Il Paese dell'Africa meridionale ha riposto le sue speranze nel settore minerario per guidare la sua ripresa economica dopo anni di declino, imputati alla confisca forzata delle aziende agricole di proprietà dei bianchi da parte del Governo nel 2000 e alle spese eccessive che hanno alimentato l'iperinflazione.

Un rapporto industriale pubblicato dalla Camera delle Miniere dello Zimbabwe, che rappresenta le principali aziende minerarie del Paese, afferma che il settore registrerà una crescita più lenta del 7% il prossimo anno, rispetto all'8% previsto per quest'anno.

"Le prospettive di crescita della produzione mineraria per il 2023 sono generalmente inferiori a quelle registrate nel 2022. I rischi principali per le prospettive per il 2023 includono la fragilità dell'alimentazione, i costi elevati, la carenza di valuta estera, un quadro fiscale instabile e la carenza di capitale", si legge nel rapporto.

Si prevede che i costi minerari aumenteranno del 15% nel 2023, con l'energia come fattore principale, secondo il rapporto. I minatori dello Zimbabwe subiscono spesso interruzioni di corrente a causa dei frequenti guasti delle vecchie centrali elettriche del Paese.
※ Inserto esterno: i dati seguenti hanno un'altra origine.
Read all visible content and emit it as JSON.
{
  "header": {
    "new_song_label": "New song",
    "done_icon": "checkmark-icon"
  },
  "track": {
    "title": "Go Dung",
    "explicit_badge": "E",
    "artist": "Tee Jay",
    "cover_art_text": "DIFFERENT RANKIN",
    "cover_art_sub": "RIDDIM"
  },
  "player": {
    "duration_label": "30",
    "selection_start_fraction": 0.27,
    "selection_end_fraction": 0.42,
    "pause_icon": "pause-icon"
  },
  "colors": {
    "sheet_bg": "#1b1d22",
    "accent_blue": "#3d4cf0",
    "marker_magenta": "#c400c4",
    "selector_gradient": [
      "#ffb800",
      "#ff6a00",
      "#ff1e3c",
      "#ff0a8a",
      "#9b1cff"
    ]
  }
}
L'azienda elettrica statale dello Zimbabwe riceve una parte dell'elettricità dai Paesi vicini per colmare il deficit e ora fattura ai minatori in valuta estera per finanziare le importazioni di energia, una mossa che secondo le aziende minerarie ha fatto aumentare i costi operativi.
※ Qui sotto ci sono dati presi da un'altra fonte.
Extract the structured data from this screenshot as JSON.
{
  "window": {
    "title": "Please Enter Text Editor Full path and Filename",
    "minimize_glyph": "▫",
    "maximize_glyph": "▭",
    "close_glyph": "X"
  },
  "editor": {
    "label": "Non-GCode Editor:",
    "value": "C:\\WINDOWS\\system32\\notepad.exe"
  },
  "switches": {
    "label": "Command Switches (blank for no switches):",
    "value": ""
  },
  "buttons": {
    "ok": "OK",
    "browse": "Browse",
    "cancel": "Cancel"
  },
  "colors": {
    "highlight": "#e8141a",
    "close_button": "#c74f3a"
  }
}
Lo Zimbabwe possiede riserve significative di metalli del gruppo del platino, oro, cromo, carbone, diamanti e litio e il suo settore minerario contribuisce a circa l'11% del prodotto interno lordo del Paese e a oltre il 60% dei suoi guadagni da esportazione.

Le aziende straniere che operano in Zimbabwe includono Anglo American Platinum, Impala Platinum, Sibanye Stillwater, Alrosa, Zhejiang Huayou Cobalt e Caledonia Corporation.